Deux décisions juridictionnelles et un rescrit administratif apportent d'intéressantes précisions en matière d'intégration fiscale sur les sujets suivants : groupe créé par une société nouvelle, sortie de groupe et amendement Charasse.


Deux décisions juridictionnelles et un rescrit administratif apportent d’intéressantes précisions en matière d’intégration fiscale.

I - Groupe formé par une société nouvellement créée

Agissant en qualité de gérant d’une EURL en voie de formation et pour le compte de celle-ci, un particulier a acquis, le 8 décembre 1995, 100% des titres de deux sociétés anonymes et institué l’EURL tête du groupe formé par elle-même et ses deux filiales. Conformément à la règle qui exigeait à l’époque la notification de l’option avant l’ouverture de l’exercice de prise d’effet de l’intégration, l’option a été exercée le 12 décembre 1995 en vue de produire effet au 1er janvier 1996, date d’ouverture par les filiales de leur prochain exercice. L’immatriculation de la société au registre du commerce et des sociétés n’a toutefois été obtenue que le 3 janvier 1996.
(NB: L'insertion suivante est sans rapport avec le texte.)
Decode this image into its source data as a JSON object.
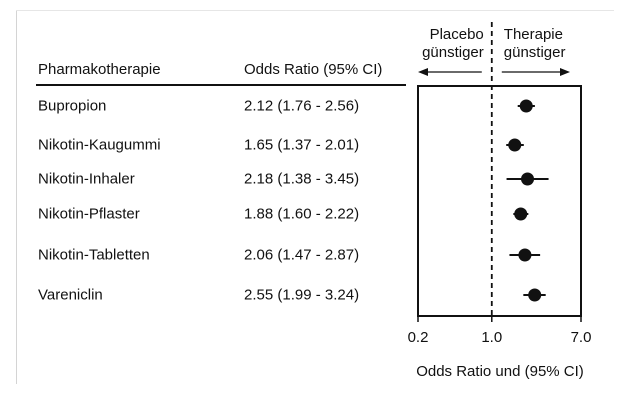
{
  "table": {
    "col1_header": "Pharmakotherapie",
    "col2_header": "Odds Ratio (95% CI)"
  },
  "chart_data": {
    "type": "forest",
    "xlabel": "Odds Ratio und (95% CI)",
    "xscale": "log",
    "xlim": [
      0.2,
      7.0
    ],
    "xticks": [
      "0.2",
      "1.0",
      "7.0"
    ],
    "reference_line": 1.0,
    "left_annotation": [
      "Placebo",
      "günstiger"
    ],
    "right_annotation": [
      "Therapie",
      "günstiger"
    ],
    "rows": [
      {
        "name": "Bupropion",
        "or": 2.12,
        "lo": 1.76,
        "hi": 2.56,
        "text": "2.12 (1.76 - 2.56)"
      },
      {
        "name": "Nikotin-Kaugummi",
        "or": 1.65,
        "lo": 1.37,
        "hi": 2.01,
        "text": "1.65 (1.37 - 2.01)"
      },
      {
        "name": "Nikotin-Inhaler",
        "or": 2.18,
        "lo": 1.38,
        "hi": 3.45,
        "text": "2.18 (1.38 - 3.45)"
      },
      {
        "name": "Nikotin-Pflaster",
        "or": 1.88,
        "lo": 1.6,
        "hi": 2.22,
        "text": "1.88 (1.60 - 2.22)"
      },
      {
        "name": "Nikotin-Tabletten",
        "or": 2.06,
        "lo": 1.47,
        "hi": 2.87,
        "text": "2.06 (1.47 - 2.87)"
      },
      {
        "name": "Vareniclin",
        "or": 2.55,
        "lo": 1.99,
        "hi": 3.24,
        "text": "2.55 (1.99 - 3.24)"
      }
    ]
  }
}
Appliquant la doctrine administrative alors en vigueur selon laquelle une société nouvelle ne peut faire partie d’un groupe fiscalement intégré que si son immatriculation au RCS est antérieure à la date commune d’ouverture des exercices des sociétés du groupe, le vérificateur a contesté l’existence du groupe fiscal pour l’exercice 1996 et a assujetti les deux filiales à l’impôt sur les sociétés sur leurs résultats de cet exercice.

Saisi du pourvoi exercé par l’administration contre la décision de la CAA Marseille qui avait rétabli l’imposition groupée revendiquée par les trois sociétés concernées(1), le Conseil d’Etat conclut qu’aucune erreur de droit n’a été commise par la Cour.

Les conditions que doit respecter une société qui entend se constituer seule redevable de l'impôt sur les sociétés dû sur l'ensemble des résultats du groupe qu’elle forme doivent être remplies à la date du fait générateur de l'imposition qui, pour l'imposition des bénéfices d'un exercice, est celle de sa clôture. Lorsque :

  • 95 % au moins du capital d'autres sociétés ont été acquis avant le début d'un exercice par une personne physique au nom d'une société en formation, pour le compte de laquelle une option pour le régime de l'intégration fiscale a été présentée dans le délai légal,
  • que cette société reprend rétroactivement, après son immatriculation au cours de l'exercice, ces engagements, qui sont ainsi réputés avoir été souscrits initialement par elle,
  • et qu'elle conserve les titres acquis jusqu'à la clôture de l'exercice,

cette société doit être regardée comme ayant détenu le capital des autres sociétés du groupe de manière continue depuis la date d'ouverture de l'exercice jusqu'à la date de sa clôture (arrêt CE du 7 mars 2012 n° 335047).

Comme on le sait, une intégration fiscale n’est possible qu’entre sociétés dont les exercices comportent une date d’ouverture et une date de clôture harmonisées. La décision analysée ci-dessus montre que le Conseil d’Etat interprète cette exigence de façon souple, en ce qui concerne la date d’ouverture, à l’égard d’une société qui constitue un groupe alors qu’elle est encore en formation. L’exercice de la société intégrante est ainsi considéré comme s’ouvrant au 1er janvier alors que cette société n’avait pas encore la personnalité morale à cette date. Si cette flexibilité doit être approuvée, elle ne dispense pas, selon nous, les fondateurs d’une société en formation de prévoir, dans les statuts ou dans un document annexé à ceux-ci, la date d’ouverture et de clôture de l’exercice social en vue de la reprise par la société des actes faits en son nom par ses fondateurs.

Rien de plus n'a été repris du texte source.